Batla House movie review: John Abraham leads a messy procedural

Nikkhil Advani directs the most atonal Hindi film of 2019 — it’s a legal thriller, a cop film, a psychological drama, a propaganda movie, a biopic and a love story.  
Rating:(2 / 5)

Two terror suspects have died. A decorated police officer has been gunned down. Protesters are closing in, kindled by the media. The country is politically-fraught. There’s broiling anger, and public sentiment is as fickle as ever. The more I think back on it, Batla House feels like a missed opportunity. Nikkhil Advani, director of films as diverse as Kal Ho Naa Ho and D-Day, is a fine juggler of genres. A procedural thriller, in his hands, should have worked. The material — a recreation of the 2008 Batla House encounter killings, which sparked a witch-hunt against the Delhi Police — is promptly edge-of-the-seat. All Nikkhil had to do was slow-bleed the suspense, and extend the moral tossup.

Cast: John Abraham, Mrunal Thakur

Director: Nikkhil Advani

But Batla House is not that kind of film. Releasing in an India where accountability is routinely stigmatised, and systematic failures are ignored in sight of a common good, the film is compelled to pick a side. It has every reason to do so: the facts of the case, as ruled by the National Human Rights Commission (NHRC) in 2009, point to only one direction. Yet, consider for a moment the thrills of what could have been. Much later in the film, we see the version of events as imagined by the protesters. It plays out as speculative flashbacks in the public prosecutor’s head: cops staking out innocent college kids, framing them for terror attacks. Even as fictions, these scenes are dramatically loaded. Why not play that way from the start? Why let the audience in when keeping them out is far more electrifying?
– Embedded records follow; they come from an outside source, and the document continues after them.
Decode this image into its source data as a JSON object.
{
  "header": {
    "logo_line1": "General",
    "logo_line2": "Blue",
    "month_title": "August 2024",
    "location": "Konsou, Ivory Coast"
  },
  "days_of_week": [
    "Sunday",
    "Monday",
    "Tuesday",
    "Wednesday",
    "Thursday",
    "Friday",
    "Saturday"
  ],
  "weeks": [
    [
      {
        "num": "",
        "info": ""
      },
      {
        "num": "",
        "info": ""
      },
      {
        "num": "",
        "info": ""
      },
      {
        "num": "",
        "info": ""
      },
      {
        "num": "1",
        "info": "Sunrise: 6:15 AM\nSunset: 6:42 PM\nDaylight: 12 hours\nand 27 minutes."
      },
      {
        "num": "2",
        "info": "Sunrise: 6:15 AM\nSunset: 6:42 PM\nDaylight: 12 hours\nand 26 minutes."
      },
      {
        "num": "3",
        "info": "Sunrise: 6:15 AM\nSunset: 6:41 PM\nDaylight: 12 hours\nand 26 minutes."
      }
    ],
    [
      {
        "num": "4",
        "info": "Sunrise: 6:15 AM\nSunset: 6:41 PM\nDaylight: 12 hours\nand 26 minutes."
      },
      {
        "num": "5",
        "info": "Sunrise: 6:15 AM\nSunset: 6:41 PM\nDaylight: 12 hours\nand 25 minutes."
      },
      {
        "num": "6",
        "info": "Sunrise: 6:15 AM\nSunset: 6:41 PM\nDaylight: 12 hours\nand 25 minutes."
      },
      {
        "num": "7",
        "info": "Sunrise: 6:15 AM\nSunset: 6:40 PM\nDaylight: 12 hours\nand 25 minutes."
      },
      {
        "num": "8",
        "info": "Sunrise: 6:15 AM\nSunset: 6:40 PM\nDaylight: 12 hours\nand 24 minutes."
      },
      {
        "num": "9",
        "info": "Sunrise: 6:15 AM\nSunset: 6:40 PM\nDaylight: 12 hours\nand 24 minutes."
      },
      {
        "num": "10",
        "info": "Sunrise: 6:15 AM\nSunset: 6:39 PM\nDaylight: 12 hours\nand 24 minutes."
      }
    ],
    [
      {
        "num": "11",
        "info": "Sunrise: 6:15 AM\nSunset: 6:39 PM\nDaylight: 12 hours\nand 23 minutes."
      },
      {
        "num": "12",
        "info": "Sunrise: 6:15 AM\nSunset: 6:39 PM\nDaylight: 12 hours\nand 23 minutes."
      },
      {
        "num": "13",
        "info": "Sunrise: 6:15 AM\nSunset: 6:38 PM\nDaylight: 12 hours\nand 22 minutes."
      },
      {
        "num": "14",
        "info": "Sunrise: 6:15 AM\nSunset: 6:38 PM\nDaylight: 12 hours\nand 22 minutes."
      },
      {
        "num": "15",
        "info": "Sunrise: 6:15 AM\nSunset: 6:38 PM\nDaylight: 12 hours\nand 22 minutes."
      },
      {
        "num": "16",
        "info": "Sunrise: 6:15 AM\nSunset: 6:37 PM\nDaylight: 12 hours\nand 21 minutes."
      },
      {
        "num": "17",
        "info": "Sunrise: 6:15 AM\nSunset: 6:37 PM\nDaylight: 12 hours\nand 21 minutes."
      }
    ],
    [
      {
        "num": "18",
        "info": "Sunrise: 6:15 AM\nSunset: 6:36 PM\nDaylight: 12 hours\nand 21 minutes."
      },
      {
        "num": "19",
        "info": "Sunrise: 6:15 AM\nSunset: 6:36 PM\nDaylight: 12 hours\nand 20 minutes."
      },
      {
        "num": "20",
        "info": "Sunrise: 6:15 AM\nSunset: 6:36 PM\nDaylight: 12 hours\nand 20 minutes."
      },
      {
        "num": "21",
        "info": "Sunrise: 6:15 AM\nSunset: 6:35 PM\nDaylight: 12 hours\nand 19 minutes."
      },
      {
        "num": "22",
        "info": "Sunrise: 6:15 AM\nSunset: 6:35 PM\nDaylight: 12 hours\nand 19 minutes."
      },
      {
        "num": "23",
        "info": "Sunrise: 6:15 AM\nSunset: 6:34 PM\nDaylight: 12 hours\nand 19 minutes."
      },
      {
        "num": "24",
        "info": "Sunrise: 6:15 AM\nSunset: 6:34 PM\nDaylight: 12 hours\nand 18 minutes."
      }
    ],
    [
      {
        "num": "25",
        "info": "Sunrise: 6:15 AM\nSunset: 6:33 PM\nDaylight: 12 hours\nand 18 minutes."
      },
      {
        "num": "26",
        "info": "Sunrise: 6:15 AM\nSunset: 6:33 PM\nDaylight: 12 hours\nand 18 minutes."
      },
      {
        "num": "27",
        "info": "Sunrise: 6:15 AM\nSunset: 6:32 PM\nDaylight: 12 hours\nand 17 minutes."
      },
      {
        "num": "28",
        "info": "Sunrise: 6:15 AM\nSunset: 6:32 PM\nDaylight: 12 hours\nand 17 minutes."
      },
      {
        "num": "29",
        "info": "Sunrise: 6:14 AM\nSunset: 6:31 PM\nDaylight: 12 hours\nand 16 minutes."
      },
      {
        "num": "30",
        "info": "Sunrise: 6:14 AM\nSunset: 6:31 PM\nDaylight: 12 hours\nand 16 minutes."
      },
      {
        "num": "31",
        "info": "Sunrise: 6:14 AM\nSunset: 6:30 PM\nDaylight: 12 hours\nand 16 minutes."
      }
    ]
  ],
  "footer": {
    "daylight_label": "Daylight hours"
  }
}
Special Cell officer Sanjay Kumar (John Abraham) arrives late to a shootout. His partner, KK (a terrific Ravi Kishan), is wounded. Sanjay barges into the hideout. Guns are drawn and bodies collapse. One operative is captured, two escape. Outside, a crowd has gathered. In a blink, Sanjay is incinerated on news screens, his wife Nandita (Mrunal Thakur) working at one of the channels. The rest of the film follows Sanjay as he tries to prove his innocence, amid anti-minority accusations against the entire department.

The PTSD scenes are stale. Clobbered with allegations, Sanjay loses grip on reality. KK’s death haunts him. Their investigation into the Indian Mujahideen is stalled. Sanjay starts hallucinating, hits the bottle. He draws a gun on his wife, who lingers on. A news reporter wonders aloud, “When we ask questions, why do they think we are doubting them?” At another instance, Sanjay objects to an internal inquiry because it would ‘demoralise’ his unit. John tucks his shirt in and flies with the character. This is the actor’s fourth nationalistic release in sixteen months. The switchbacks are getting scary. I wonder what Virendra Rathod — John’s cop-killing vigilante in Satyameva Jayate — would make of Sanjay Kumar? (My guess is that he would burn Sanjay alive, then send a hand-drawn apology to the Delhi headquarters).

I liked the realistically small courtroom the film winds up to. Nora Fatehi gets a handful of scenes. In the opening stretch, as cops approach the suspected apartment, the camera closes in on their sweaty hands. A terrorist spiels about ‘binary theory’, laying claim to ‘maidan, media, aur mardangi’. Batla House is the most atonal Hindi film of the year — it’s a legal thriller, a cop film, a psychological drama, a propaganda movie, a biopic, and a love story. It’s a film that demonises the media, but also accepts encounter killings happen. It brushes aside references to ‘Ayodhya’ and ‘Gujarat’, but also calls out the tainting of one community.

In most courtrooms, lawyers are discouraged from ‘badgering the witness.’ No such objections can be raised in a movie hall. Batla House hammers away at an obvious conclusion, and doesn’t let up till the end. Lest we forget, arguing loud is not arguing well.